Я не настаиваю на том, что, пока богатство находится в руках единиц, большая часть рабочих бедствует, а некоторые едва ли не нищенствуют, и чем больше прибыли дает производство, тем беднее становятся рабочие, как утверждают их жены. Скажу лишь, что в системе, где все направлено на получение денег и материальных выгод, человек неизбежно лишается львиной доли заработанных им денег, а следовательно, нищает. Замечу, кстати, что это не главное, о чем я хотел сказать, ибо счастье, как я уже упоминал, существует независимо от материальных благ. Возможно — даже наверняка, — среди счастливых людей встречались такие бедняки, какими никогда не были рабочие Ланкашира или Йоркшира, да и среди миллионеров немало тех, кто во много раз несчастнее самого отверженного раба в Черной Стране.

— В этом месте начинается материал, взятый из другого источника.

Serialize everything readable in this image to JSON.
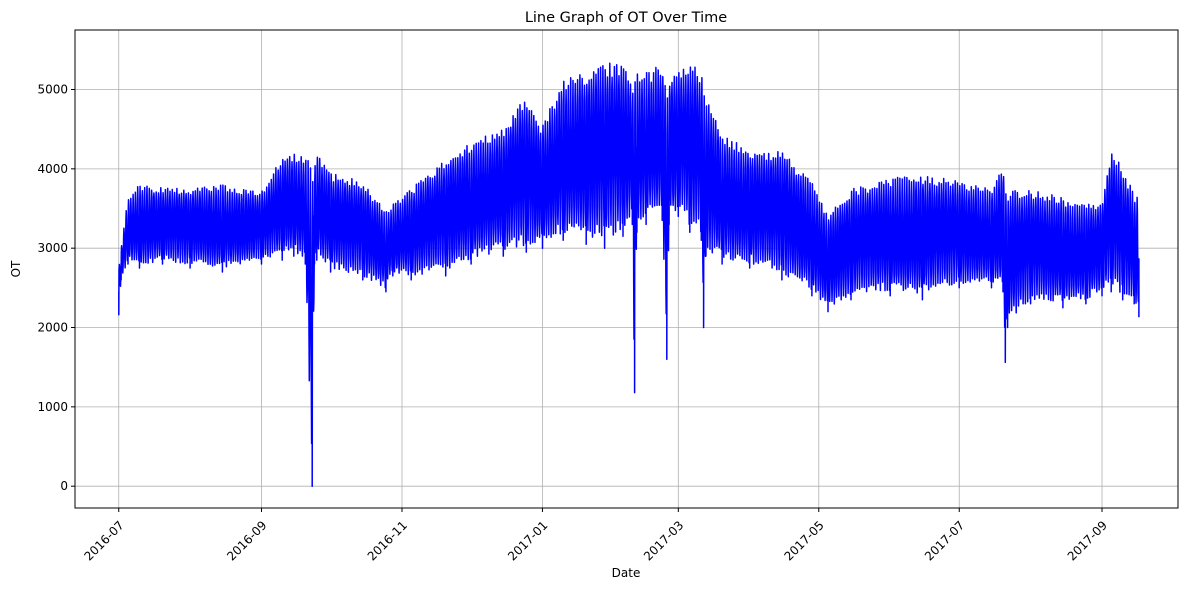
{
  "chart_data": {
    "type": "line",
    "title": "Line Graph of OT Over Time",
    "xlabel": "Date",
    "ylabel": "OT",
    "x_axis_type": "date",
    "xlim": [
      "2016-06-12",
      "2017-10-04"
    ],
    "ylim": [
      -275,
      5750
    ],
    "grid": true,
    "legend": "none",
    "line_color": "#0000ff",
    "x_ticks": [
      {
        "value": "2016-07-01",
        "label": "2016-07"
      },
      {
        "value": "2016-09-01",
        "label": "2016-09"
      },
      {
        "value": "2016-11-01",
        "label": "2016-11"
      },
      {
        "value": "2017-01-01",
        "label": "2017-01"
      },
      {
        "value": "2017-03-01",
        "label": "2017-03"
      },
      {
        "value": "2017-05-01",
        "label": "2017-05"
      },
      {
        "value": "2017-07-01",
        "label": "2017-07"
      },
      {
        "value": "2017-09-01",
        "label": "2017-09"
      }
    ],
    "y_ticks": [
      0,
      1000,
      2000,
      3000,
      4000,
      5000
    ],
    "series": [
      {
        "color": "#0000ff",
        "x": [
          "2016-07-01",
          "2016-07-02",
          "2016-07-05",
          "2016-07-10",
          "2016-07-20",
          "2016-08-01",
          "2016-08-15",
          "2016-09-01",
          "2016-09-10",
          "2016-09-15",
          "2016-09-20",
          "2016-09-23",
          "2016-09-24",
          "2016-09-25",
          "2016-10-01",
          "2016-10-15",
          "2016-10-25",
          "2016-10-28",
          "2016-11-05",
          "2016-11-20",
          "2016-12-01",
          "2016-12-15",
          "2016-12-25",
          "2017-01-01",
          "2017-01-10",
          "2017-01-20",
          "2017-01-28",
          "2017-02-05",
          "2017-02-09",
          "2017-02-10",
          "2017-02-11",
          "2017-02-15",
          "2017-02-22",
          "2017-02-24",
          "2017-02-25",
          "2017-03-01",
          "2017-03-06",
          "2017-03-11",
          "2017-03-12",
          "2017-03-13",
          "2017-03-20",
          "2017-04-01",
          "2017-04-15",
          "2017-04-28",
          "2017-05-05",
          "2017-05-15",
          "2017-06-01",
          "2017-06-15",
          "2017-07-01",
          "2017-07-15",
          "2017-07-20",
          "2017-07-21",
          "2017-07-22",
          "2017-08-01",
          "2017-08-15",
          "2017-08-25",
          "2017-09-01",
          "2017-09-05",
          "2017-09-10",
          "2017-09-15",
          "2017-09-17"
        ],
        "min": [
          2160,
          2600,
          2800,
          2750,
          2800,
          2750,
          2700,
          2800,
          2850,
          2900,
          2800,
          0,
          2800,
          2850,
          2700,
          2600,
          2450,
          2650,
          2600,
          2650,
          2800,
          2900,
          2950,
          3000,
          3100,
          3050,
          3000,
          3150,
          3300,
          1180,
          3200,
          3300,
          3350,
          1600,
          3300,
          3400,
          3200,
          3100,
          2000,
          2900,
          2800,
          2750,
          2600,
          2400,
          2200,
          2350,
          2400,
          2350,
          2500,
          2500,
          2450,
          1560,
          2000,
          2300,
          2250,
          2300,
          2400,
          2450,
          2350,
          2300,
          2130
        ],
        "max": [
          2800,
          3000,
          3700,
          3850,
          3800,
          3800,
          3850,
          3750,
          4200,
          4250,
          4200,
          4250,
          4100,
          4280,
          4000,
          3900,
          3500,
          3600,
          3800,
          4200,
          4400,
          4600,
          5000,
          4600,
          5250,
          5300,
          5420,
          5450,
          5150,
          5300,
          5350,
          5300,
          5400,
          5100,
          5250,
          5300,
          5450,
          5300,
          5100,
          5000,
          4500,
          4300,
          4300,
          3900,
          3500,
          3800,
          3950,
          4000,
          3900,
          3800,
          4180,
          3850,
          3800,
          3800,
          3700,
          3600,
          3650,
          4350,
          4050,
          3750,
          3700
        ]
      }
    ]
  }
}
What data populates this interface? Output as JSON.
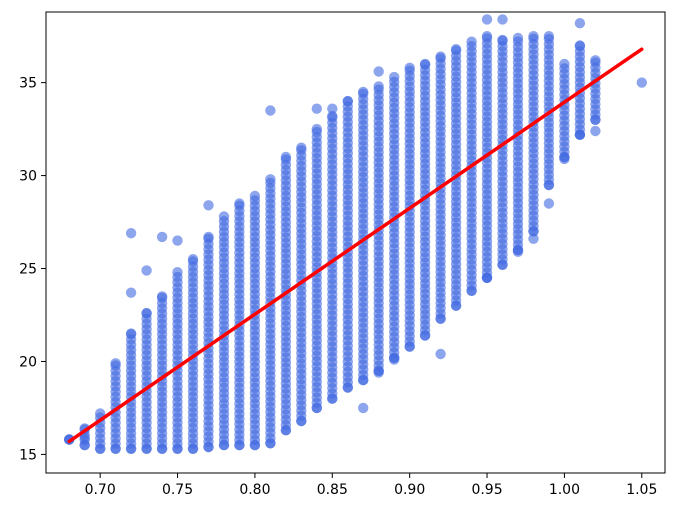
{
  "chart_data": {
    "type": "scatter",
    "title": "",
    "xlabel": "",
    "ylabel": "",
    "xlim": [
      0.665,
      1.065
    ],
    "ylim": [
      14,
      38.8
    ],
    "x_ticks": [
      0.7,
      0.75,
      0.8,
      0.85,
      0.9,
      0.95,
      1.0,
      1.05
    ],
    "x_tick_labels": [
      "0.70",
      "0.75",
      "0.80",
      "0.85",
      "0.90",
      "0.95",
      "1.00",
      "1.05"
    ],
    "y_ticks": [
      15,
      20,
      25,
      30,
      35
    ],
    "y_tick_labels": [
      "15",
      "20",
      "25",
      "30",
      "35"
    ],
    "grid": false,
    "legend": "none",
    "scatter_color": "#4169e1",
    "line_color": "#ff0000",
    "columns": [
      {
        "x": 0.68,
        "low": 15.8,
        "high": 15.8
      },
      {
        "x": 0.69,
        "low": 15.5,
        "high": 16.4
      },
      {
        "x": 0.7,
        "low": 15.3,
        "high": 17.2
      },
      {
        "x": 0.71,
        "low": 15.3,
        "high": 19.9
      },
      {
        "x": 0.72,
        "low": 15.3,
        "high": 21.5
      },
      {
        "x": 0.73,
        "low": 15.3,
        "high": 22.6
      },
      {
        "x": 0.74,
        "low": 15.3,
        "high": 23.5
      },
      {
        "x": 0.75,
        "low": 15.3,
        "high": 24.8
      },
      {
        "x": 0.76,
        "low": 15.3,
        "high": 25.5
      },
      {
        "x": 0.77,
        "low": 15.4,
        "high": 26.7
      },
      {
        "x": 0.78,
        "low": 15.5,
        "high": 27.8
      },
      {
        "x": 0.79,
        "low": 15.5,
        "high": 28.5
      },
      {
        "x": 0.8,
        "low": 15.5,
        "high": 28.9
      },
      {
        "x": 0.81,
        "low": 15.6,
        "high": 29.8
      },
      {
        "x": 0.82,
        "low": 16.3,
        "high": 31.0
      },
      {
        "x": 0.83,
        "low": 16.8,
        "high": 31.5
      },
      {
        "x": 0.84,
        "low": 17.5,
        "high": 32.5
      },
      {
        "x": 0.85,
        "low": 18.0,
        "high": 33.2
      },
      {
        "x": 0.86,
        "low": 18.6,
        "high": 34.0
      },
      {
        "x": 0.87,
        "low": 19.0,
        "high": 34.5
      },
      {
        "x": 0.88,
        "low": 19.5,
        "high": 34.8
      },
      {
        "x": 0.89,
        "low": 20.2,
        "high": 35.3
      },
      {
        "x": 0.9,
        "low": 20.8,
        "high": 35.8
      },
      {
        "x": 0.91,
        "low": 21.4,
        "high": 36.0
      },
      {
        "x": 0.92,
        "low": 22.3,
        "high": 36.4
      },
      {
        "x": 0.93,
        "low": 23.0,
        "high": 36.8
      },
      {
        "x": 0.94,
        "low": 23.8,
        "high": 37.2
      },
      {
        "x": 0.95,
        "low": 24.5,
        "high": 37.5
      },
      {
        "x": 0.96,
        "low": 25.2,
        "high": 37.3
      },
      {
        "x": 0.97,
        "low": 26.0,
        "high": 37.4
      },
      {
        "x": 0.98,
        "low": 27.0,
        "high": 37.5
      },
      {
        "x": 0.99,
        "low": 29.5,
        "high": 37.5
      },
      {
        "x": 1.0,
        "low": 31.0,
        "high": 36.0
      },
      {
        "x": 1.01,
        "low": 32.2,
        "high": 37.0
      },
      {
        "x": 1.02,
        "low": 33.0,
        "high": 36.2
      }
    ],
    "outliers": [
      {
        "x": 0.72,
        "y": 26.9
      },
      {
        "x": 0.72,
        "y": 23.7
      },
      {
        "x": 0.73,
        "y": 24.9
      },
      {
        "x": 0.74,
        "y": 26.7
      },
      {
        "x": 0.75,
        "y": 26.5
      },
      {
        "x": 0.77,
        "y": 28.4
      },
      {
        "x": 0.81,
        "y": 33.5
      },
      {
        "x": 0.84,
        "y": 33.6
      },
      {
        "x": 0.85,
        "y": 33.6
      },
      {
        "x": 0.87,
        "y": 17.5
      },
      {
        "x": 0.88,
        "y": 19.4
      },
      {
        "x": 0.88,
        "y": 35.6
      },
      {
        "x": 0.89,
        "y": 20.1
      },
      {
        "x": 0.92,
        "y": 20.4
      },
      {
        "x": 0.95,
        "y": 24.5
      },
      {
        "x": 0.95,
        "y": 38.4
      },
      {
        "x": 0.96,
        "y": 38.4
      },
      {
        "x": 0.97,
        "y": 25.9
      },
      {
        "x": 0.98,
        "y": 26.6
      },
      {
        "x": 0.99,
        "y": 28.5
      },
      {
        "x": 1.0,
        "y": 30.9
      },
      {
        "x": 1.01,
        "y": 38.2
      },
      {
        "x": 1.01,
        "y": 32.2
      },
      {
        "x": 1.02,
        "y": 32.4
      },
      {
        "x": 1.05,
        "y": 35.0
      },
      {
        "x": 0.69,
        "y": 15.9
      }
    ],
    "fit_line": {
      "x": [
        0.68,
        1.05
      ],
      "y": [
        15.7,
        36.8
      ]
    }
  }
}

В этом-то и заключена суть трагедии: бедные люди, превращающие себя в машины на десять-двенадцать часов рабочего времени, несомненно, полагают, будто, став богатыми, они сразу обрели бы счастье. Но мы то знаем, им ни на шаг не приблизиться к счастью, будь у них даже тысяча лет в запасе. Какой смысл искушать красноносого пьяницу7 ключом от погреба, в котором собраны лучшие вина Бордо? Даже если представить, что когда-то у него был вкус, за долгие годы потребления химической бурды вместо эля и ядовитого якобы виски он испарился без следа; для такого пропойцы самый благородный лафит — не более чем кислая водица.
Не буду долго рассуждать о счастье людей, превративших себя в бездумные машины, скажу лишь, что и на десять тысяч можно не найти одного счастливого. В этом суть: человек счастлив, когда делает то, что хочет делать; однако сие положение было очень давно опровергнуто Сократом.* Он сказал о том, что исполнение желания, qua желания, дарует блаженство: человек с чесоткой ощущает совершенное счастье, поскольку, страстно желая почесаться, он почесал себя, более того, делат это целый день.

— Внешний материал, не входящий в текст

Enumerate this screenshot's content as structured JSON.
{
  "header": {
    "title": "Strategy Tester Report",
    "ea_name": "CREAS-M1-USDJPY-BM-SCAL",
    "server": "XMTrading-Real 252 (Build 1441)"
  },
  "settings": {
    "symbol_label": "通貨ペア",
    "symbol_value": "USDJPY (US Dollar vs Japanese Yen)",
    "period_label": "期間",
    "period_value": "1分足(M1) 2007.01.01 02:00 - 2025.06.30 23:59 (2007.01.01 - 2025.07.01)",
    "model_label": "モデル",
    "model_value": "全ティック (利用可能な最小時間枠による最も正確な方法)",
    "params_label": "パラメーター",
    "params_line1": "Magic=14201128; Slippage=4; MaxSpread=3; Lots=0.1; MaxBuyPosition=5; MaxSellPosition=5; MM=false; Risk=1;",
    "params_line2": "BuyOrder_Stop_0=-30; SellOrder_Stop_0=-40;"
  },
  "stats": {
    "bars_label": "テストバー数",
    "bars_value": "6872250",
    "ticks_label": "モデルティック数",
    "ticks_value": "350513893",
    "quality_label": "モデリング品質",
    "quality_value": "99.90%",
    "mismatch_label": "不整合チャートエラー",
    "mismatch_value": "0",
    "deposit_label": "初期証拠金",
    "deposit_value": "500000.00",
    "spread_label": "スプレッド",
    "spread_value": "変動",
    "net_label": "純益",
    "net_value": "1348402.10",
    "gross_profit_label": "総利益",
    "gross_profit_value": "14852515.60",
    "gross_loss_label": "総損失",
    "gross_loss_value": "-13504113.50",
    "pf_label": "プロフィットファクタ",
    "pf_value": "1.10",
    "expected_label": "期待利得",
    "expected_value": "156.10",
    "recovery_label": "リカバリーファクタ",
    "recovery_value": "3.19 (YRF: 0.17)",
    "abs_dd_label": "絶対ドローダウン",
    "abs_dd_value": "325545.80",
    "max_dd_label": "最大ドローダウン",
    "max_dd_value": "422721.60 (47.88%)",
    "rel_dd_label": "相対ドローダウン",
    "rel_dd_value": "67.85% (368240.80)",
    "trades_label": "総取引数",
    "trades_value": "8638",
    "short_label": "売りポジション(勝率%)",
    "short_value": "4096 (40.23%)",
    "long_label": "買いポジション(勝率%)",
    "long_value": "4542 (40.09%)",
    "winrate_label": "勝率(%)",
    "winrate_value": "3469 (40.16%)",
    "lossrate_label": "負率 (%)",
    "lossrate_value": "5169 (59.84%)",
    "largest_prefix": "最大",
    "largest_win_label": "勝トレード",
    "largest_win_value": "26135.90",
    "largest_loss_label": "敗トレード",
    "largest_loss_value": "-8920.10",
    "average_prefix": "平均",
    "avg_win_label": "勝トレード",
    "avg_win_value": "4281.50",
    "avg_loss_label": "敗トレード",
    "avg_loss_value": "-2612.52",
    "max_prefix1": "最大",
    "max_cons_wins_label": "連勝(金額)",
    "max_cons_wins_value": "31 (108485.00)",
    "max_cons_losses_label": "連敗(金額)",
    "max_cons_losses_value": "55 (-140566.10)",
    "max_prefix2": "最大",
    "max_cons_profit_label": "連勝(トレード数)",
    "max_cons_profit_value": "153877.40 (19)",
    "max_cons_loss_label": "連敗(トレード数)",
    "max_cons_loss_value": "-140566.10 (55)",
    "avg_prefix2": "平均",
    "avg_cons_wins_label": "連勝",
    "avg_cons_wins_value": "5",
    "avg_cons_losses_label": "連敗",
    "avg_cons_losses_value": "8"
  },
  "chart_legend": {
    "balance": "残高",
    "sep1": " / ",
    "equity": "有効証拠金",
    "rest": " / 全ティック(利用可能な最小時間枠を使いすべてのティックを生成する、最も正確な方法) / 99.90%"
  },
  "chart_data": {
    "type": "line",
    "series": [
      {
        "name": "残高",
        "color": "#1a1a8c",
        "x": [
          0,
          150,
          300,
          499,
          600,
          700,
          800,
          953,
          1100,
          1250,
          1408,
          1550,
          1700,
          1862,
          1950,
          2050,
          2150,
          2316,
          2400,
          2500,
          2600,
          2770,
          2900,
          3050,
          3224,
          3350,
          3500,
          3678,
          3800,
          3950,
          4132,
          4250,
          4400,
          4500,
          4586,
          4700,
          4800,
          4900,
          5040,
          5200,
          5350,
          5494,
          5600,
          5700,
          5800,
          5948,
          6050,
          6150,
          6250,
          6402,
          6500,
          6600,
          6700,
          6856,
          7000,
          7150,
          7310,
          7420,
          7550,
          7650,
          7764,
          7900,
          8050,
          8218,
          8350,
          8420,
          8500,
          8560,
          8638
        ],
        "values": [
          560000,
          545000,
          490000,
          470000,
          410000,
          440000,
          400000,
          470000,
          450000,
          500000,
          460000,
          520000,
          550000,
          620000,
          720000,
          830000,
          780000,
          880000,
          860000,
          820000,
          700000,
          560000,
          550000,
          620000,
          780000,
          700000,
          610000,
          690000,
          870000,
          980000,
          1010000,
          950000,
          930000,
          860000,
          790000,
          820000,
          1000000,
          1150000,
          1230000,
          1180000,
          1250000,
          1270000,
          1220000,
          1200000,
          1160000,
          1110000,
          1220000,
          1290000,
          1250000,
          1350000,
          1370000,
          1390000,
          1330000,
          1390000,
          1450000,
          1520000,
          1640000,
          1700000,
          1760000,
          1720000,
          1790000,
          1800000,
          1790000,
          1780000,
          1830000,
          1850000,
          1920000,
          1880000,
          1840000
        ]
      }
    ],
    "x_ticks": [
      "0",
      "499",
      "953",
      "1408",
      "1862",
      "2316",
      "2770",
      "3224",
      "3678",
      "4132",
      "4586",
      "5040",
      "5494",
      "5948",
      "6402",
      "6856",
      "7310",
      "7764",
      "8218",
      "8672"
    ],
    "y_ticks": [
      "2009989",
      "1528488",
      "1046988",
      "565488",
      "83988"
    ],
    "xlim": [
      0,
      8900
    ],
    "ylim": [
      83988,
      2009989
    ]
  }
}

Насколько мне помнится, Оскар Уайльд в своем «De Рго-f'undis» порицат зло эпохи Ренессанса* — уродство, к которому она неизбежно вела. Не могу с ним не согласиться. Полагаю, что Ренессанс имел в себе все семена смерти; несмотря на бесконечное техническое совершенство, замечательное знание анатомии, музыкальное искусство, чувство красоты в живописи, восторг перед классиками, который породил словно вышедших из могил мертвецов вместо юношей, восхищение (по крайней мере, в Англии) открытием того, что вульгарный язык может быть тончайшим инструментом прозы и поэзии, ощущение свободы после долгого пребывания в неволе, удивление перед заморскими землями, мечты о странном, в самом сердце Ренессанса уже таилась архитектура Гауэр-стрит, «поэзия» Поупа и имитаторов Поупа, жизнь, которую показывали Смолетт и Хогарт,* еще более худшая жизнь в будущем, музыка Стэйнера и Барнби, живопись — многих достойных людей.
Странно все-таки; однако Ренессанс, сделавший первые шаги, несомненно, с невероятным чувством освобождения и воли, с эйфорией человека, освободившегося от тяжелого груза, с твердым решением быть оригинальным, закончил в большинстве из своих искусств как подобострастный десяти-разрядный подражатель античности, мучающий мир архитектурными имитациями, которые всем надоели в шестом веке, утомляющий читателей нимфами и пастухами третьей-четвертой руки, тогда как уже существовали творения Вергилия и Горация.* Credite posteri', говорит Гораций, имея в виду какое-то из своих несообразных утверждений относительно фавнов и сатиров; и мы знаем, что потомство не верило в этих фавнов и что сам Гораций, если бы он в самом деле думал, будто видел фавна или сатира, отправился бы в Анти-сиру, куда ссылали сумасшедших.